Kazimierz Kaczmarek potwierdza RMF FM, że pracował dla firmy Ryszarda Krauzego - Prokom. Ojciec byłego ministra spraw wewnętrznych i administracji twierdzi, że wziął jedynie wynagrodzenie za usługi inspektora nadzoru budowlanego - w sumie 115 tysięcy złotych.

REKLAMA

W rozmowie z reporterem RMF FM Adamem Kasprzykiem, Kazimierz Kaczmarek mówi, że nie widzi nic złego w tym, iż pracował dla Krauzego. Jak mówi pracował dla Prokomu podczas budowy dwóch apartamentowców w Gdyni. Dodaje, że ma faktury i wszystkie potrzebne dokumenty, które zaświadczą, że wysokość jego wynagrodzenia była zgodna z obowiązującymi wówczas stawkami. Bzdurą nazwał insynuacje, że zapłacono mu 2 miliony złotych. Dzisiaj nie zgodził się na nagarnie rozmowy.

O związkach Kazimierza Kaczmarka - ojca byłego ministra spraw wewnętrznych Janusz Kaczmarka - z Prokomem napisał najnowszy „Newsweek”. Według tygodnika, Centralne Biuro Antykorupcyjne szuka dowodów na to, że Janusz Kaczmarek brał łapówki od Ryszarda Krauzego.

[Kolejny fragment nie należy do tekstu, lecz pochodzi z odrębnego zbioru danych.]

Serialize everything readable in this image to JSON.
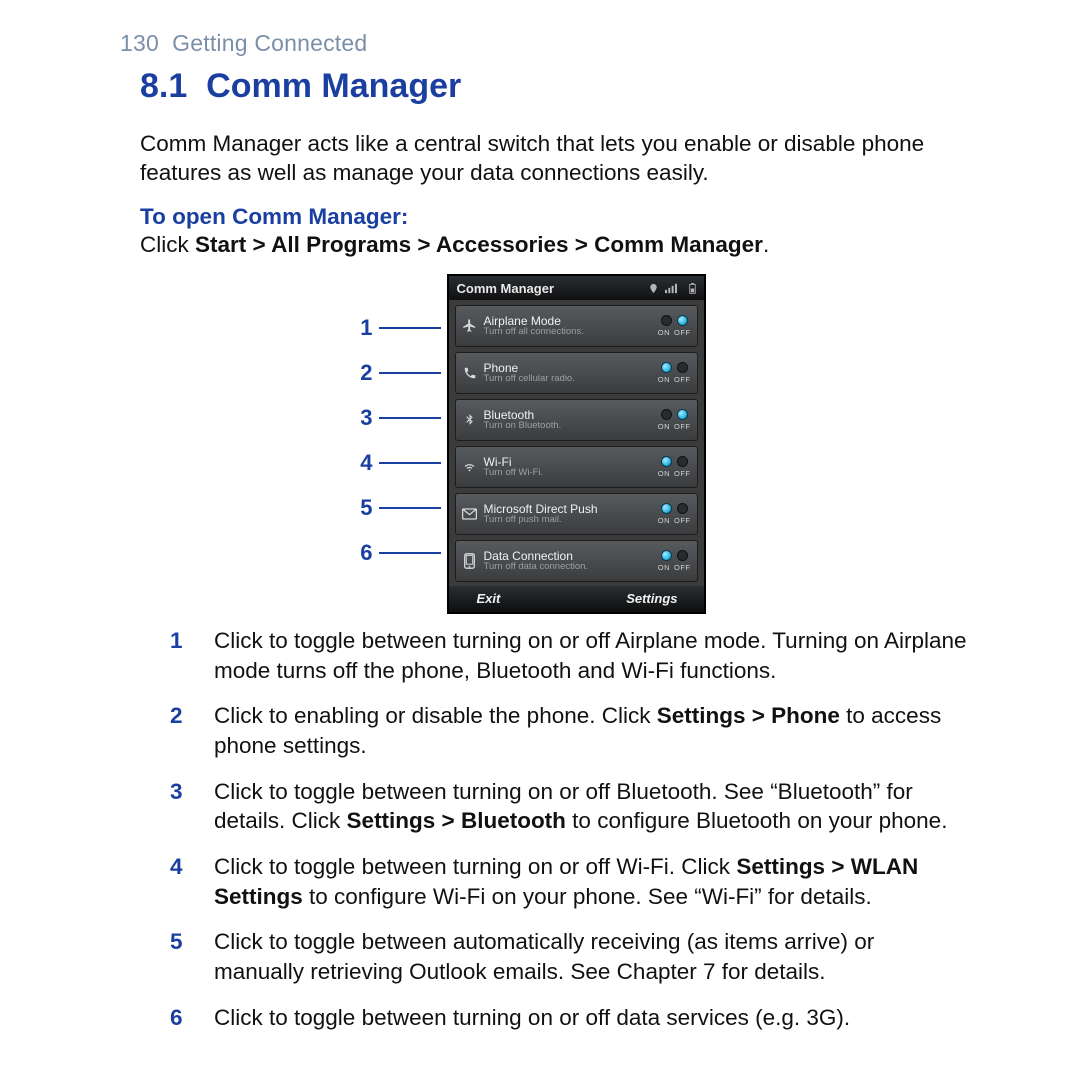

"Newsweek" napisał, że agenci CBA chcą udowodnić, iż to przy udziale pieniędzy Krauzego, Janusz Kaczmarek wybudował nowy dom. Agenci mają szukać faktury na prawie 2 mln zł, wystawionej przez jedną ze spółek służących do prania brudnych pieniędzy w słynnej gdańskiej aferze kościelnego wydawnictwa Stella Maris. Jak twierdzi tygodnik, to właśnie te pieniądze - według CBA - miały trafić do firmy budowlanej Kazimierza Kaczmarka.

Janusz Kaczmarek zapowiedział w sobotę wystąpienie z pozwem wobec tygodnika za podanie tej informacji.